Sloan took her position at the SCCF as biologist and sea turtle coordinator in December of 2013. The draw to SCCF and the islands was how the community and City of Sanibel worked in conjunction with the organization on sea turtle conservation, along with the great marine labs the organization had.
“The public and the community of Sanibel and Captiva in sea turtle conservation has been overwhelming,” Sloan said. “The residents and the City of Sanibel have been such a help during sea turtle nesting season, such as passing the Dark Skies ordinance and just being vigilant for the sea turtles on the beaches.”
Obviously, her busy time of the year is March through October, when the loggerhead sea turtle nesting season is in full swing. Her main duties include coordinating the many volunteers on Sanibel and Captiva, who are up walking on the beaches before the sun comes up recording sea turtle false crawls, nests and hatched nests.
“The bottom line is that the volunteers are doing the majority of the field work,” Sloan said. “I support them, coordinate schedules and help train them of what to look for and record. I also have to report the numbers to the state. The volunteers are such an important (asset) for the sea turtle program.”
Sloan is the face of the SCCF for the public as far as sea turtle conservation is concerned.
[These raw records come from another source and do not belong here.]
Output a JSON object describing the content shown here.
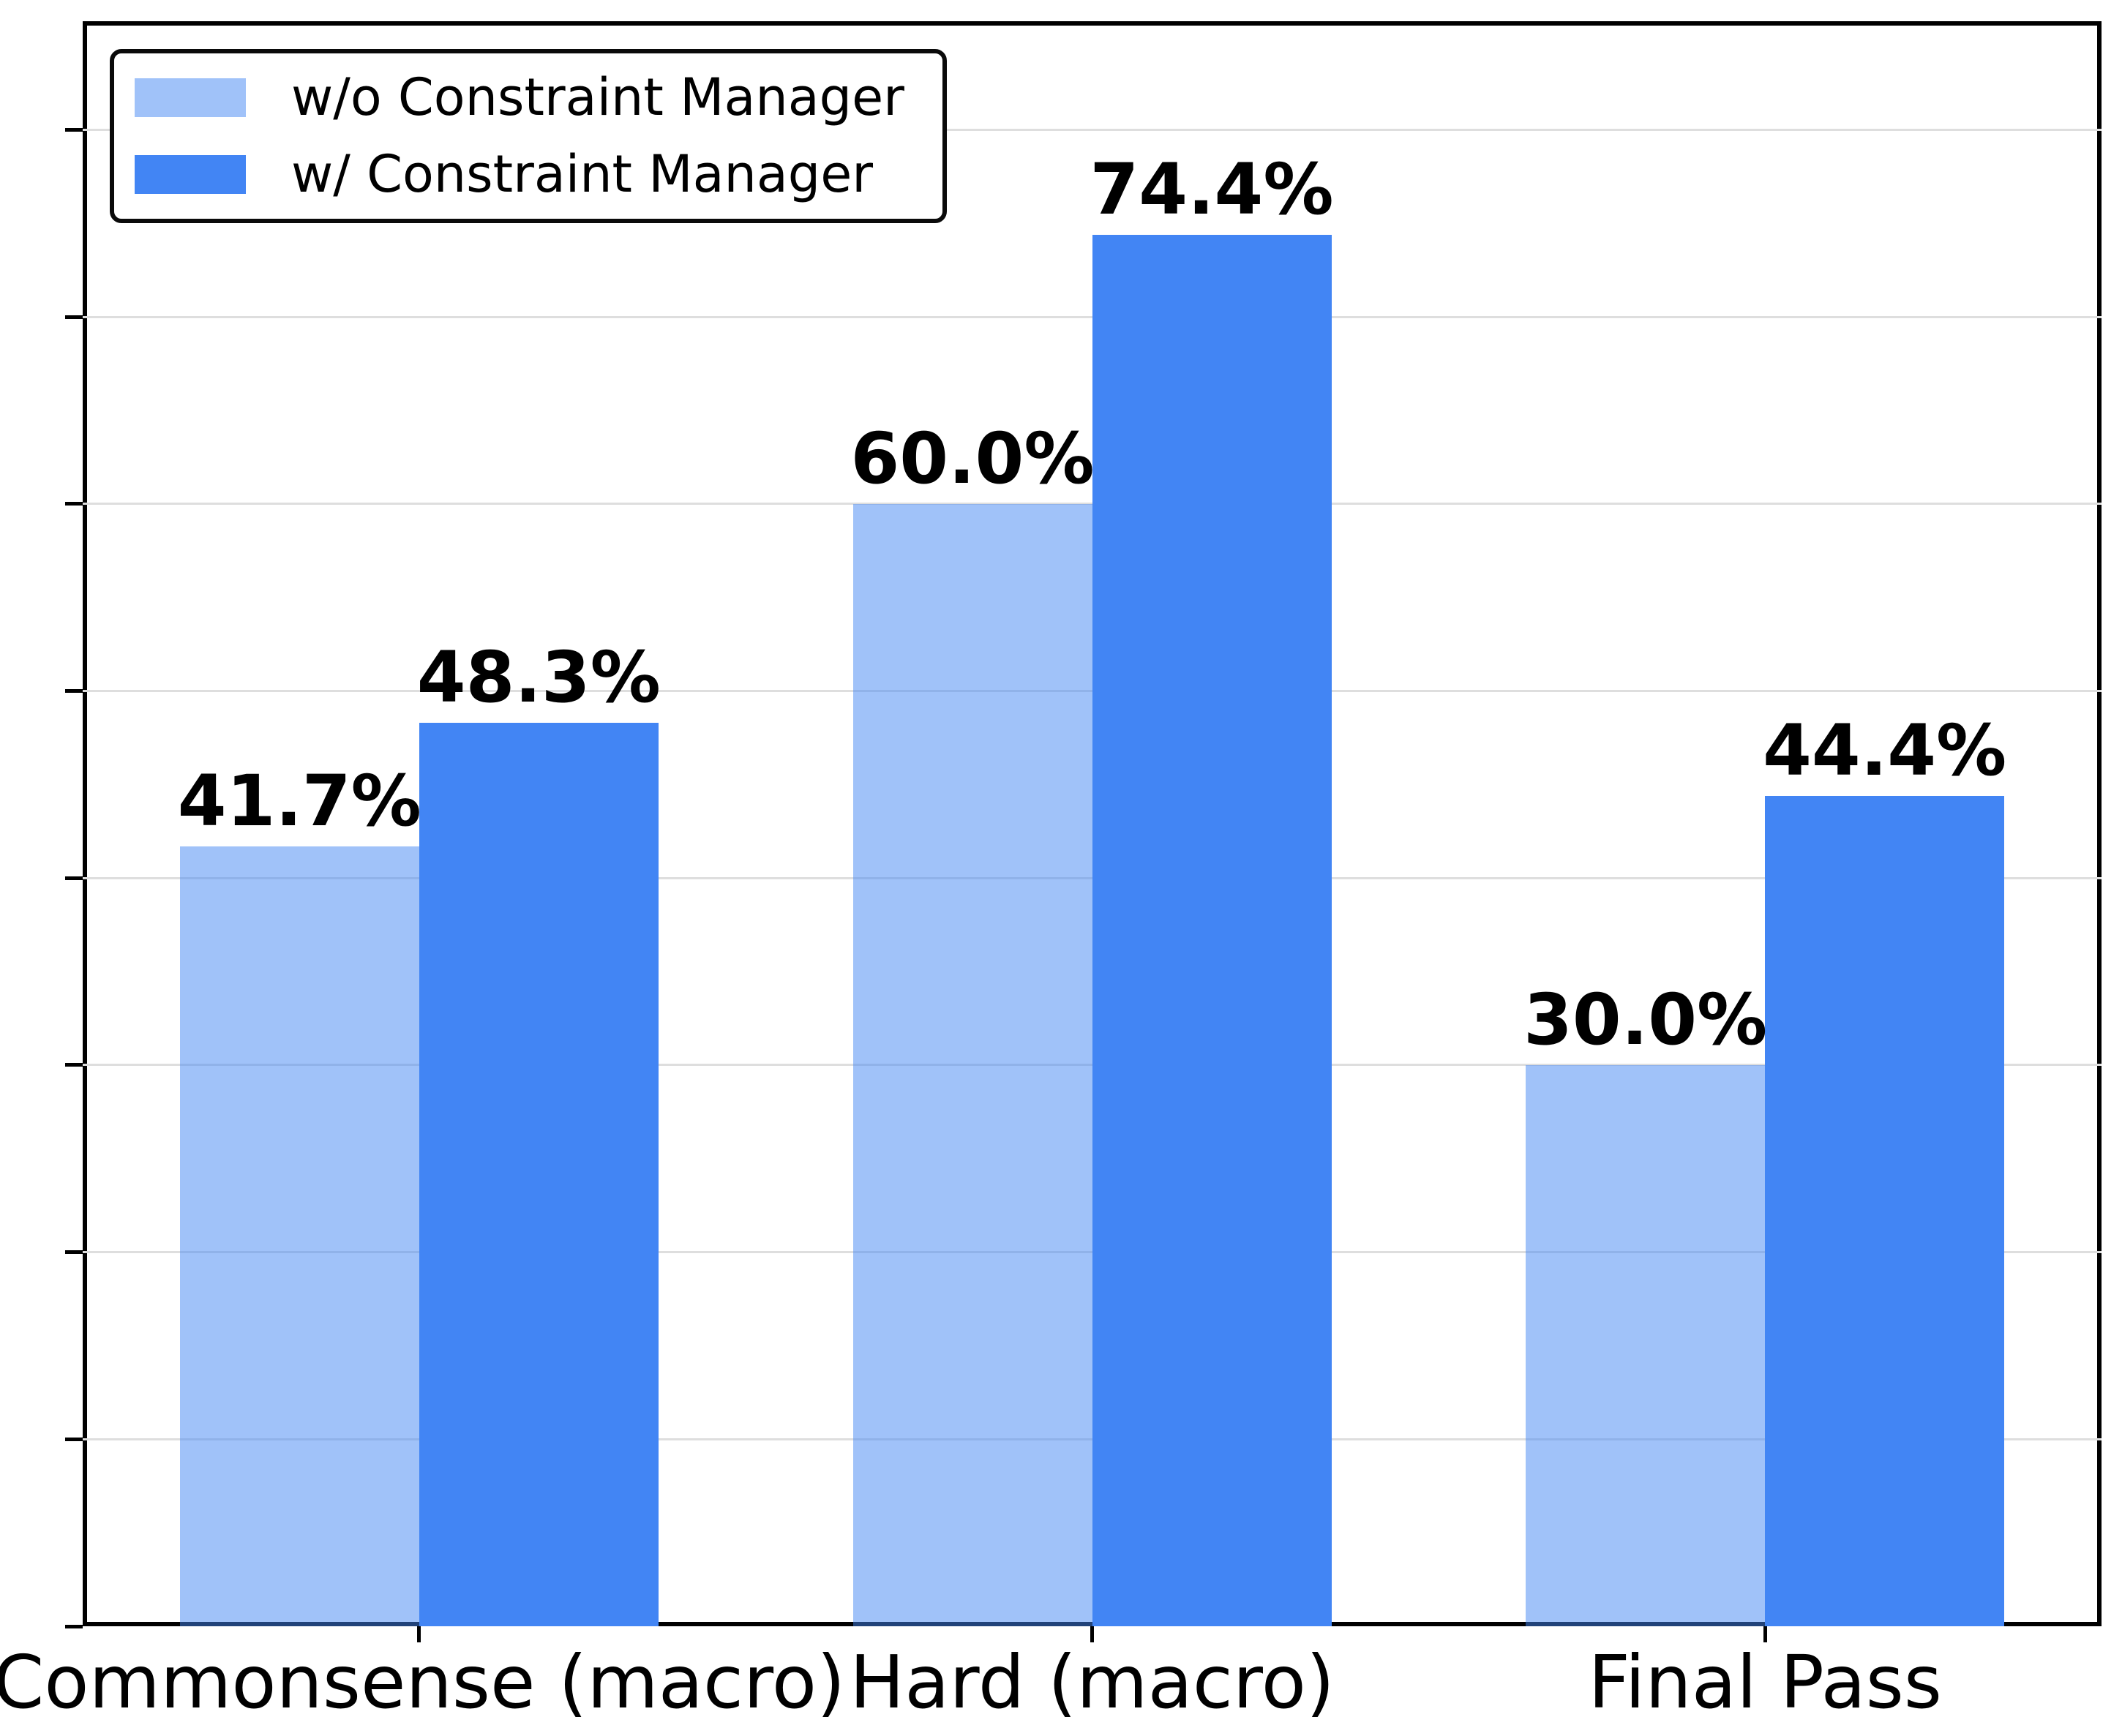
{
  "chart_data": {
    "type": "bar",
    "title": "",
    "xlabel": "",
    "ylabel": "",
    "categories": [
      "Commonsense (macro)",
      "Hard (macro)",
      "Final Pass"
    ],
    "series": [
      {
        "name": "w/o Constraint Manager",
        "values": [
          41.7,
          60.0,
          30.0
        ],
        "labels": [
          "41.7%",
          "60.0%",
          "30.0%"
        ],
        "color": "rgba(66,133,244,0.5)",
        "color_hex_on_white": "#a1c2fa"
      },
      {
        "name": "w/ Constraint Manager",
        "values": [
          48.3,
          74.4,
          44.4
        ],
        "labels": [
          "48.3%",
          "74.4%",
          "44.4%"
        ],
        "color": "#4285f4",
        "color_hex_on_white": "#4285f4"
      }
    ],
    "ylim": [
      0,
      85.8
    ],
    "grid": {
      "show": true,
      "interval": 10,
      "color": "#dedede"
    },
    "y_tick_interval": 10,
    "y_tick_labels_visible": false,
    "legend": {
      "position": "upper left",
      "border_color": "#0a0a0a"
    },
    "axis_color": "#000000",
    "value_label_color": "#000000"
  }
}
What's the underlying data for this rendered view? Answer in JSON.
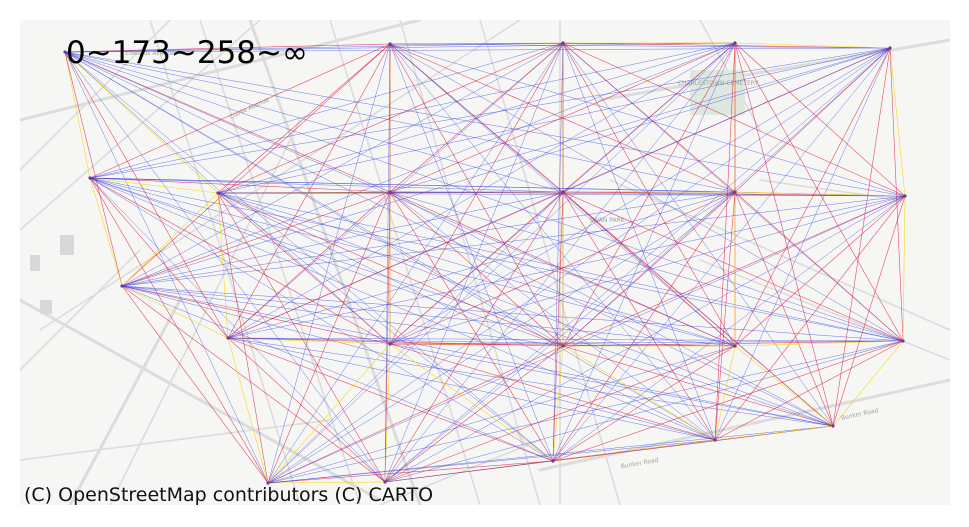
{
  "map": {
    "legend_label": "0~173~258~∞",
    "attribution": "(C) OpenStreetMap contributors (C) CARTO",
    "basemap_labels": [
      {
        "id": "cemetery",
        "text": "CHARLESTOWN CEMETERY"
      },
      {
        "id": "park",
        "text": "SWAN PARK"
      },
      {
        "id": "road-1",
        "text": "Bunker Road"
      },
      {
        "id": "road-2",
        "text": "Bunker Road"
      },
      {
        "id": "road-3",
        "text": "Edwards Avenue"
      },
      {
        "id": "road-4",
        "text": "Clarke Avenue"
      }
    ],
    "colors": {
      "background": "#f6f6f4",
      "road": "#dcdcdc",
      "band_low": "#f5d800",
      "band_mid": "#dc143c",
      "band_high": "#2a3ae0"
    },
    "distance_bands": [
      {
        "label": "0~173",
        "color": "#f5d800"
      },
      {
        "label": "173~258",
        "color": "#dc143c"
      },
      {
        "label": "258~∞",
        "color": "#2a3ae0"
      }
    ]
  }
}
She takes many phone calls from the public about questions which arise about sea turtles.
“People are very curious about the sea turtles here and I want to help raise as much awareness as possible,” Sloan said. “We also have new educational signs posted near sea turtle nests explaining everything about sea turtles and their nesting (practices) and what not to do when you come upon a nest. But all that awareness helps the other critters on the beach, as well.”
Working a job which is your passion creates many memories. Sloan’s best experience as the SCCF sea turtle coordinator came last summer when she was walking the beaches recording nesting numbers.
“We were watching an adult loggerhead sea turtle walking up the beach to lay her eggs in her nest from a safe distance away, when another nest about 10 feet away from her just erupted like a volcano with hatchlings,” Sloan said. “The hatchlings just came boiling out of the nest. To see a nest hatch the same time another adult female is looking to lay her eggs, is such a rare moment.”
So rare, in the nearly three years and countless hours Sloan has been on the dark beaches at night, she has seen around only five to 10 nests actually hatch.
“You need perfect timing, it’s once-in-a-lifetime experience,” Sloan added.
During the busy tourist season, challenges arise to bringing as much conservation awareness to the people who are not familiar with the laws and practices of Florida wildlife. SCCF, along with the City of Sanibel distribute much educational literature to tourists when they are visiting the islands, such as “After Nine, It’s Turtle Time!”
“But the tourists are actively trying to learn and all the wonderful organizations on the island like CROW, the National Shell Museum, ‘Ding’ Darling Wildlife Refuge and the SCCF have a great collaboration in bringing awareness to people,” Sloan said. “That’s one of the best things working on Sanibel.”
Even though sea turtle nesting numbers are on the rise, it doesn’t mean they are not still endangered and out of the woods, so to speak.
That fact alone is the driving motivation for Sloan into putting everything into her position at the SCCF.
“It’s a rewarding experience working with all the biologists and people at the SCCF,” Sloan said. “This is a very unique and special place for wildlife conservation, because we all have that same common goal in mind. I am very passionate about wildlife conservation, while promoting and spreading awareness. Being able to work with the SCCF and on Sanibel has been a perfect place to work.”